The New York Times isn't just a good newspaper. It's also a smart media player that understands what it takes to stay in the game as technology changes the newspaper business. (That's why they're "elite".)
As pointed out by ReadWriteWeb (among others), part of their strategy for staying ahead of the curve is to remain an indispensable content provider, and providing APIs is one way to do it.
As they announced on their blog a little more than a week ago, The New York Times has released an article search API that goes back 28 years (to 1981, if you don't feel like doing the math). It exposes a ton of article metadata: title, byline, publication date, descriptive terms, to name a few (go here for more info). What the API doesn't give you, however, is the body of the article. I point that out because the blog post doesn't say that explicitly, and I only figured it out after poking around a bit and reading some of the comments (including one from my former co-worker, Brendan O'Connor).
Not having the full article is a bummer, but you can always get it from the LDC's NY Times corpus.
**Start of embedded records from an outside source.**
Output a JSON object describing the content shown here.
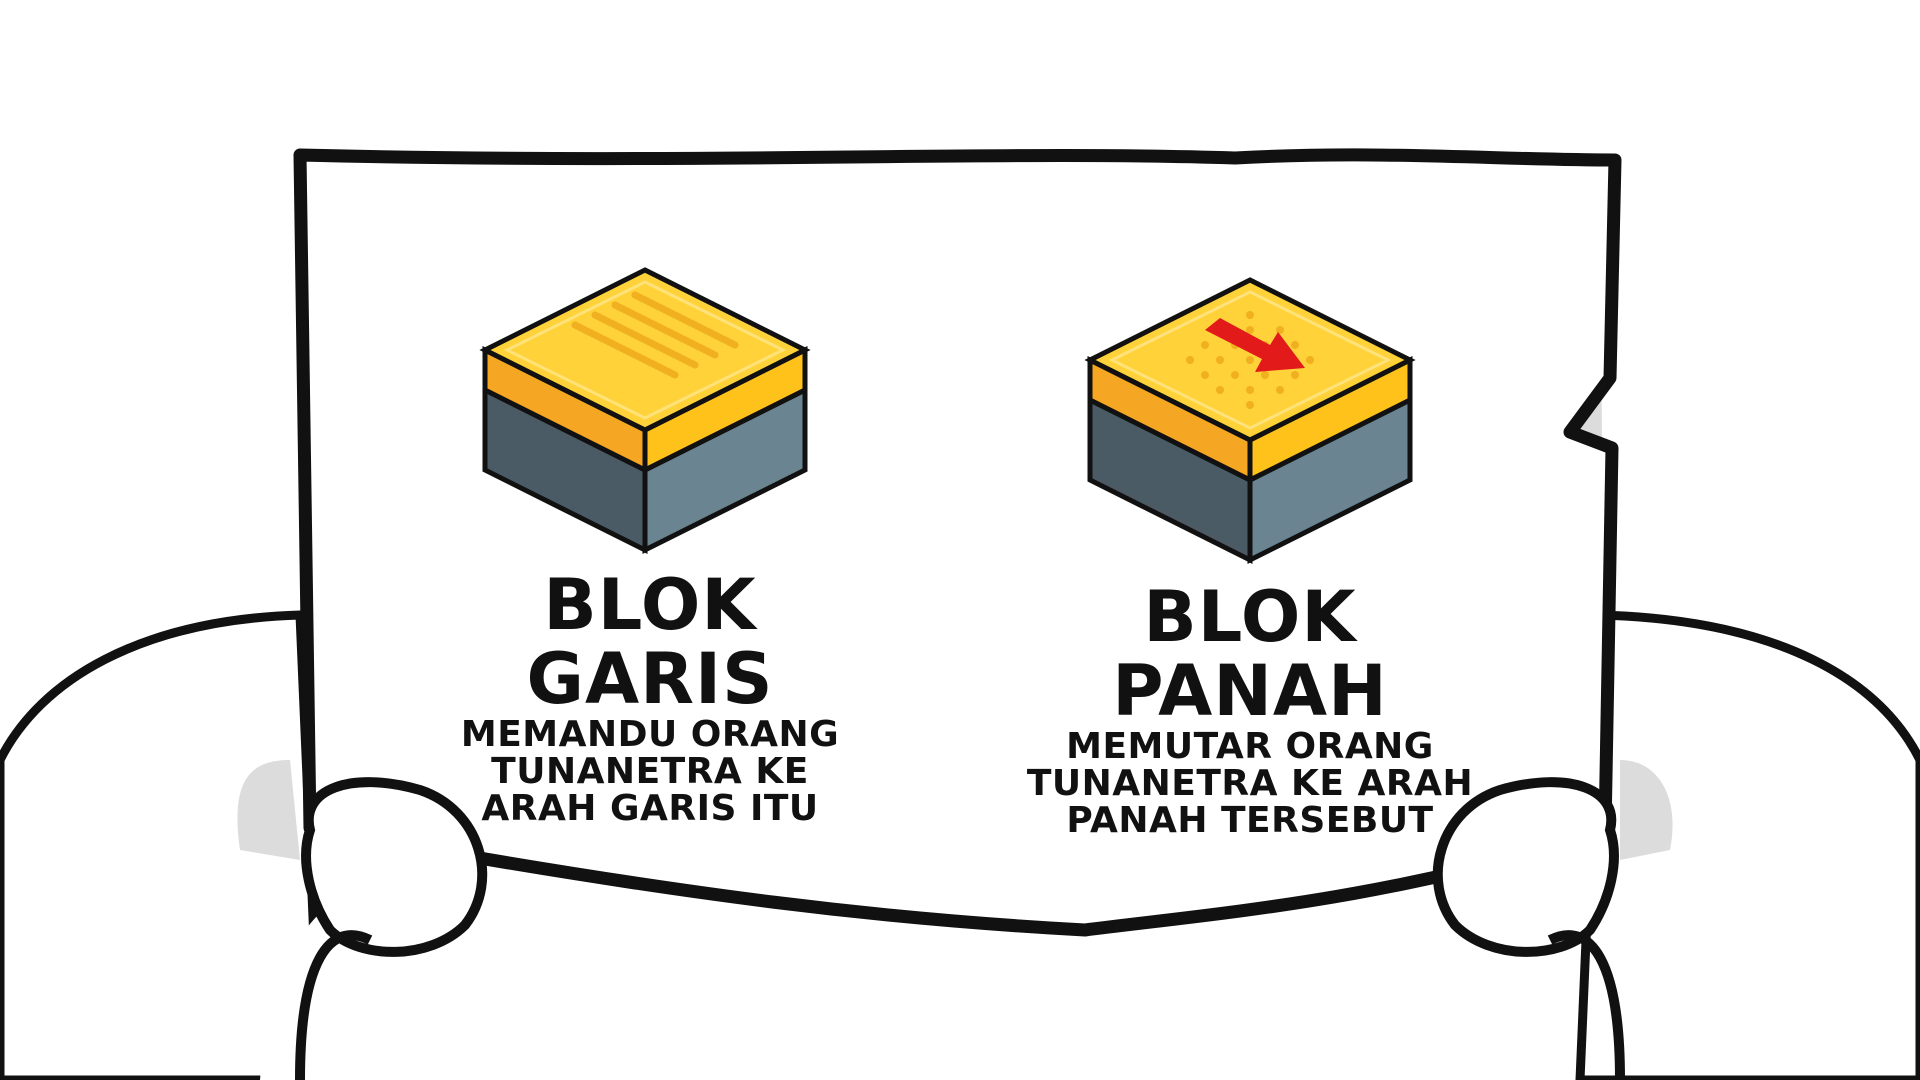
{
  "blocks": [
    {
      "title": "BLOK GARIS",
      "description": "MEMANDU ORANG\nTUNANETRA KE\nARAH GARIS ITU",
      "tile_pattern": "lines"
    },
    {
      "title": "BLOK PANAH",
      "description": "MEMUTAR ORANG\nTUNANETRA KE ARAH\nPANAH TERSEBUT",
      "tile_pattern": "dots-with-arrow"
    }
  ],
  "colors": {
    "tile_top": "#FFD23A",
    "tile_top_light": "#FFE27A",
    "tile_rim": "#F5A623",
    "base_left": "#4A5B66",
    "base_right": "#6A8491",
    "arrow": "#E21A1A",
    "outline": "#111111",
    "paper": "#FFFFFF",
    "shadow": "#DCDCDC"
  }
}
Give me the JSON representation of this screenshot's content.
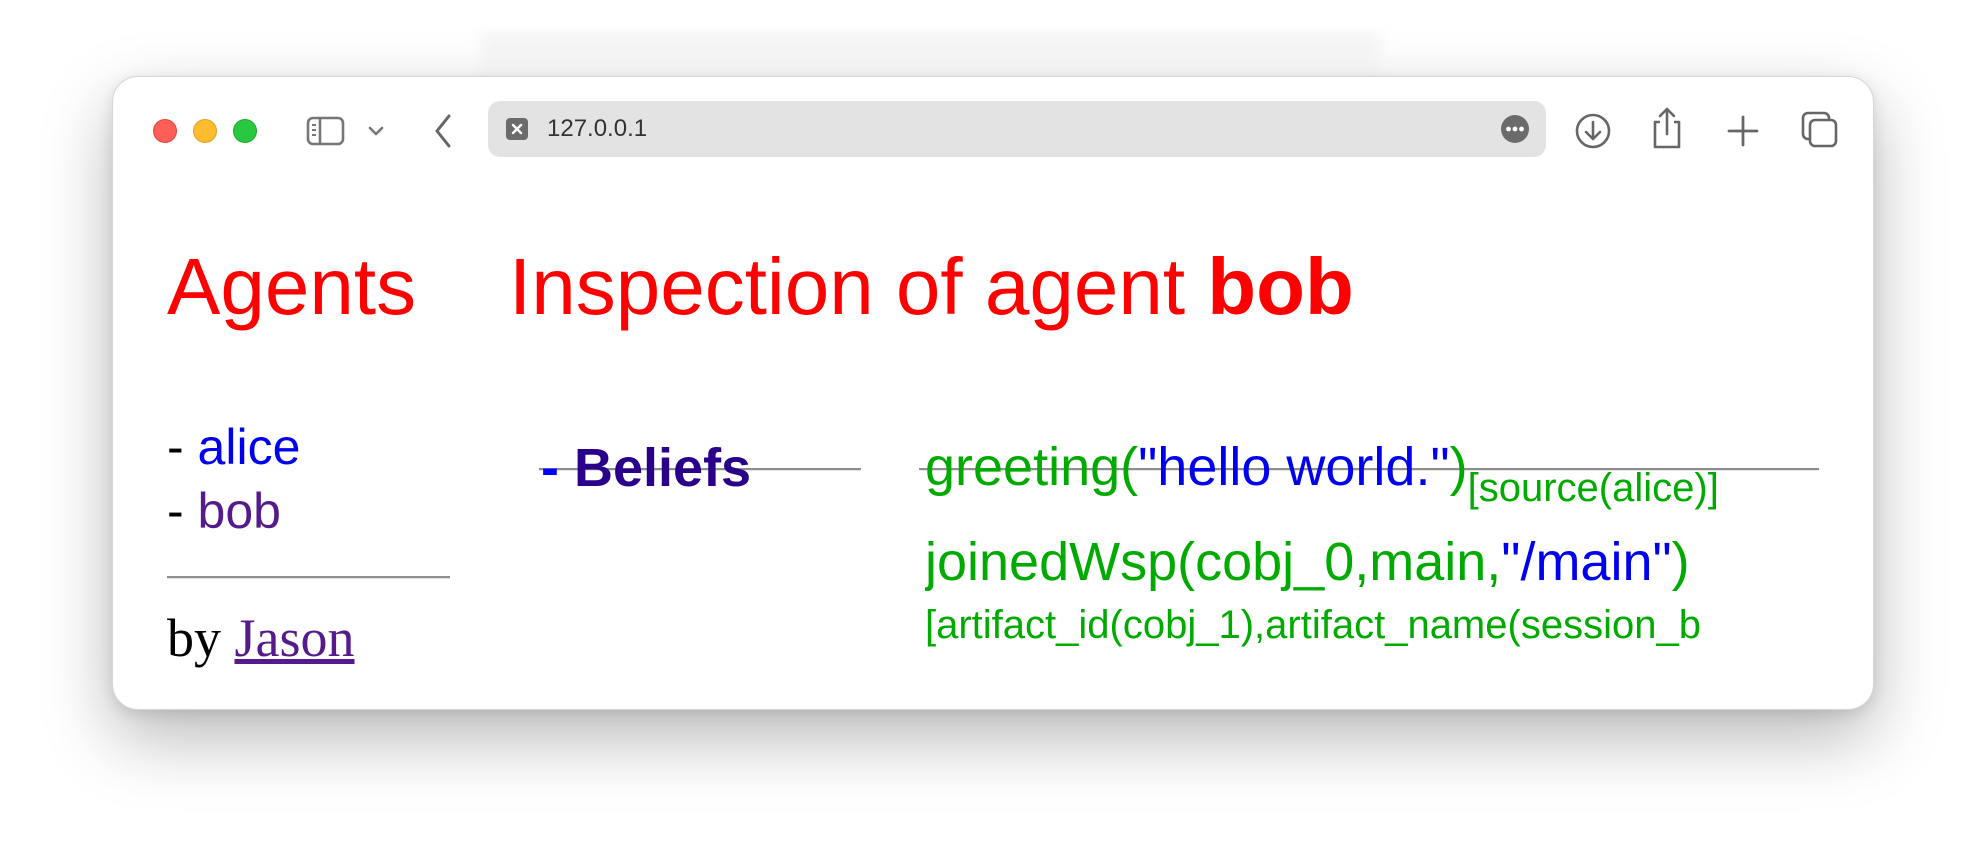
{
  "browser": {
    "url": "127.0.0.1",
    "icons": {
      "sidebar": "sidebar-icon",
      "chevron": "chevron-down-icon",
      "back": "back-arrow-icon",
      "favicon": "close-box-icon",
      "more": "ellipsis-circle-icon",
      "download": "download-icon",
      "share": "share-icon",
      "new_tab": "plus-icon",
      "tabs": "tab-overview-icon"
    },
    "colors": {
      "close": "#ff5f57",
      "minimize": "#febc2e",
      "zoom": "#28c840"
    }
  },
  "page": {
    "agents_heading": "Agents",
    "inspection_heading_prefix": "Inspection of agent ",
    "inspection_agent": "bob",
    "agents": [
      {
        "dash": "- ",
        "name": "alice",
        "color": "#0000ee"
      },
      {
        "dash": "- ",
        "name": "bob",
        "color": "#551a8b"
      }
    ],
    "by_label": "by ",
    "by_link": "Jason",
    "section_dash": "- ",
    "section_label": "Beliefs",
    "beliefs": [
      {
        "pre": "greeting(",
        "str": "\"hello world.\"",
        "post": ")",
        "annotation": "[source(alice)]"
      },
      {
        "pre": "joinedWsp(cobj_0,main,",
        "str": "\"/main\"",
        "post": ")",
        "annotation": "[artifact_id(cobj_1),artifact_name(session_b"
      }
    ],
    "colors": {
      "heading": "#ff0000",
      "belief_text": "#00aa00",
      "belief_string": "#0000ee",
      "section_label": "#2a008a",
      "link_visited": "#551a8b",
      "link_unvisited": "#0000ee"
    }
  }
}
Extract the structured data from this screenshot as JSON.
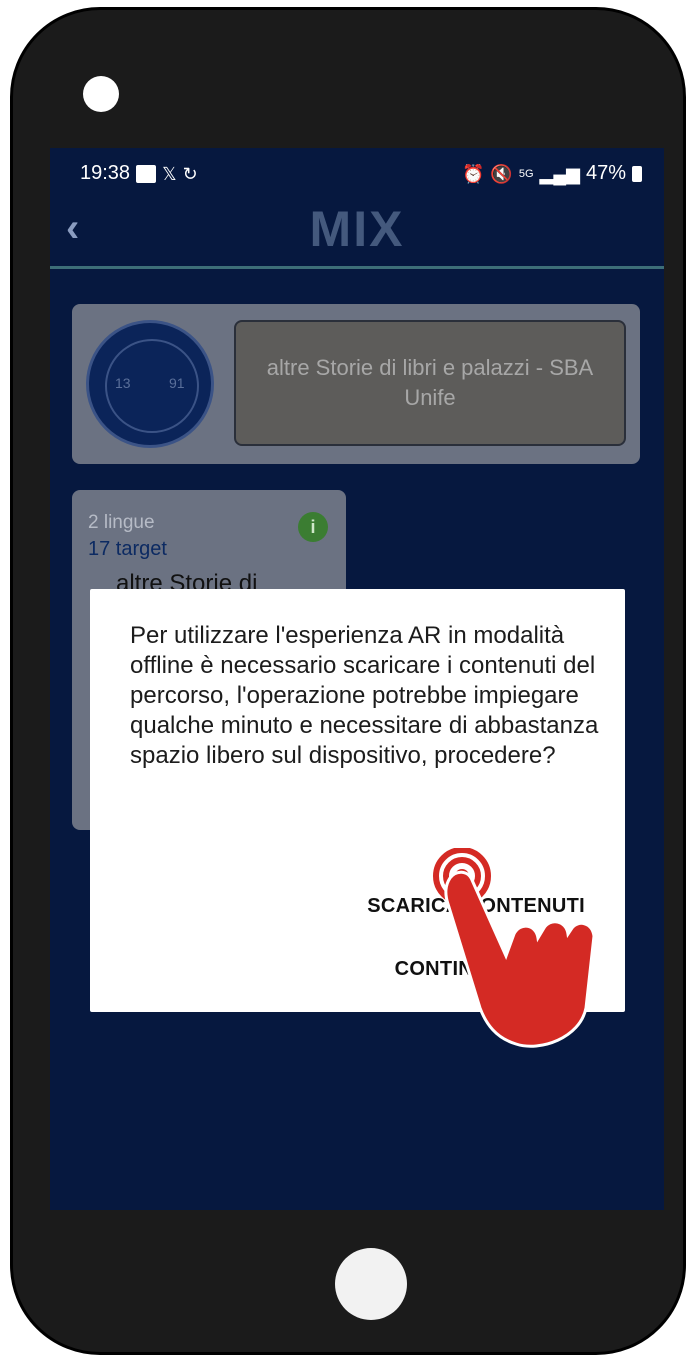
{
  "status_bar": {
    "time": "19:38",
    "network": "5G",
    "battery": "47%",
    "icons": [
      "gallery-icon",
      "x-logo-icon",
      "sync-icon",
      "alarm-icon",
      "mute-icon",
      "signal-icon",
      "battery-icon"
    ]
  },
  "app_bar": {
    "title": "MIX",
    "back_icon": "chevron-left-icon"
  },
  "featured": {
    "logo_numbers": [
      "13",
      "91"
    ],
    "banner_text": "altre Storie di libri e palazzi - SBA Unife"
  },
  "route_card": {
    "languages": "2 lingue",
    "targets": "17 target",
    "title_partial": "altre Storie di"
  },
  "dialog": {
    "message": "Per utilizzare l'esperienza AR in modalità offline è necessario scaricare i contenuti del percorso, l'operazione potrebbe impiegare qualche minuto e necessitare di abbastanza spazio libero sul dispositivo, procedere?",
    "buttons": {
      "download": "SCARICA CONTENUTI",
      "continue": "CONTINUA ONLINE"
    }
  },
  "colors": {
    "screen_bg": "#06183f",
    "card_bg": "#6b7282",
    "tap_red": "#d42a24",
    "accent_line": "#3d6e78"
  }
}
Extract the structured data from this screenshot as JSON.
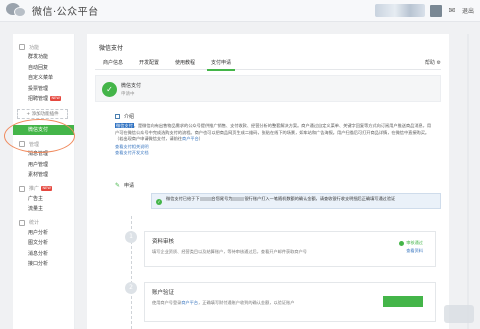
{
  "app": {
    "title": "微信·公众平台",
    "logout_label": "退出"
  },
  "sidebar": {
    "groups": [
      {
        "title": "功能",
        "items": [
          "群发功能",
          "自动回复",
          "自定义菜单",
          "投票管理",
          "招聘管理"
        ],
        "badge_item": "招聘管理",
        "badge": "NEW"
      },
      {
        "title": "管理",
        "items": [
          "消息管理",
          "用户管理",
          "素材管理"
        ]
      },
      {
        "title": "推广",
        "badge": "NEW",
        "items": [
          "广告主",
          "流量主"
        ]
      },
      {
        "title": "统计",
        "items": [
          "用户分析",
          "图文分析",
          "消息分析",
          "接口分析"
        ]
      }
    ],
    "add_plugin_label": "+ 添加功能插件",
    "active_item": "微信支付"
  },
  "main": {
    "page_title": "微信支付",
    "tabs": [
      "商户信息",
      "开发配置",
      "使用教程",
      "支付申请"
    ],
    "active_tab": "支付申请",
    "help_label": "帮助",
    "status": {
      "title": "微信支付",
      "subtitle": "申请中"
    },
    "intro": {
      "heading": "介绍",
      "highlight": "微信支付",
      "body": "，是微信向有出售物品需求的公众号提供推广销售、支付收款、经营分析的整套解决方案。商户通过自定义菜单、关键字回复等方式向订阅用户推送商品消息，用户可在微信公众号中完成选购支付的流程。商户也可以把商品网页生成二维码，张贴在线下的场景，如车站和广告海报。用户扫描后可打开商品详情，在微信中直接购买。（若出现商户申请微信支付，请前往",
      "body_link": "商户平台",
      "body_tail": "）",
      "links": [
        "查看支付相关说明",
        "查看支付开发文档"
      ]
    },
    "apply": {
      "heading": "申请",
      "notice_a": "微信支付已给于下",
      "notice_b": "台您尾号为",
      "notice_c": "银行账户打入一笔随机数额的确认金额，请查收银行收支明细后正确填写通过验证"
    },
    "steps": [
      {
        "num": "1",
        "title": "资料审核",
        "desc": "填写企业资质、经营类目以及结算账户，等待审核通过后，查看开户邮件获取商户号",
        "status": "审核通过",
        "status_link": "查看资料"
      },
      {
        "num": "2",
        "title": "账户验证",
        "desc_a": "使用商户号登录",
        "desc_link": "商户平台",
        "desc_b": "，正确填写财付通账户收到的确认金额，以验证账户"
      }
    ]
  },
  "colors": {
    "accent": "#44b549",
    "link": "#3b77c0",
    "highlight": "#2f72c2",
    "annotation": "#f08a5d"
  },
  "icons": {
    "pay": "wechat-pay-icon",
    "check": "check-circle-icon",
    "pen": "pen-icon",
    "gear": "gear-icon"
  }
}
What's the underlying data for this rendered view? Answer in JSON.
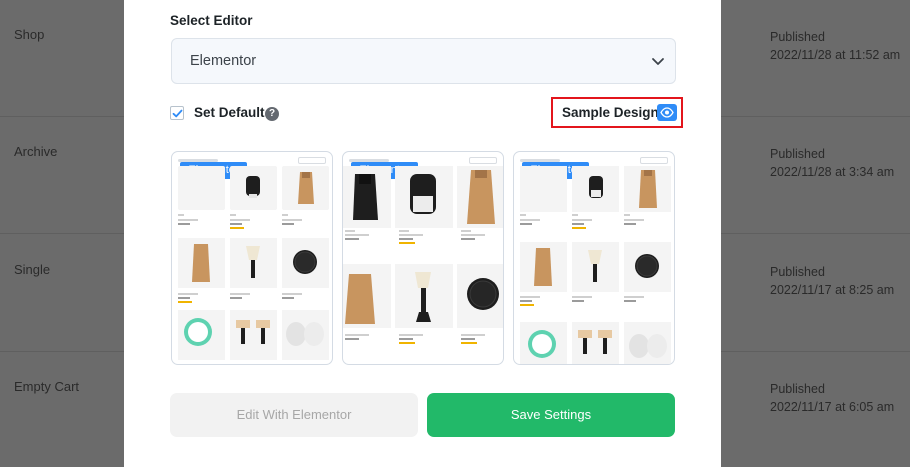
{
  "background_rows": [
    {
      "name": "Shop",
      "status": "Published",
      "date": "2022/11/28 at 11:52 am"
    },
    {
      "name": "Archive",
      "status": "Published",
      "date": "2022/11/28 at 3:34 am"
    },
    {
      "name": "Single",
      "status": "Published",
      "date": "2022/11/17 at 8:25 am"
    },
    {
      "name": "Empty Cart",
      "status": "Published",
      "date": "2022/11/17 at 6:05 am"
    }
  ],
  "modal": {
    "select_editor_label": "Select Editor",
    "editor_value": "Elementor",
    "set_default_label": "Set Default",
    "set_default_checked": true,
    "help_icon": "?",
    "sample_design_label": "Sample Design",
    "cards": [
      {
        "badge": "Elementor"
      },
      {
        "badge": "Elementor"
      },
      {
        "badge": "Elementor"
      }
    ],
    "edit_button_label": "Edit With Elementor",
    "save_button_label": "Save Settings"
  },
  "colors": {
    "accent_blue": "#2f8cf7",
    "save_green": "#22b969",
    "highlight_red": "#e3151c",
    "overlay": "#6b6b6b"
  },
  "icons": {
    "chevron": "chevron-down-icon",
    "check": "check-icon",
    "help": "question-circle-icon",
    "eye": "eye-icon"
  }
}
And there are other APIs if that doesn't feed your data hunger: congress, bestsellers, campaign finance, or movie review.
So much data, so little time...
Comments (1)
so much too much data!! i still really wish the articles would be released apart from the LDC. i did once run my own scrape of NYT articles from their normal search interface and i have like a million of those suckers. but needs html cleanup and crap. kinda silly.
Posted by Brendan O'Connor | February 14, 2009 3:11 AM
Posted on February 14, 2009 03:11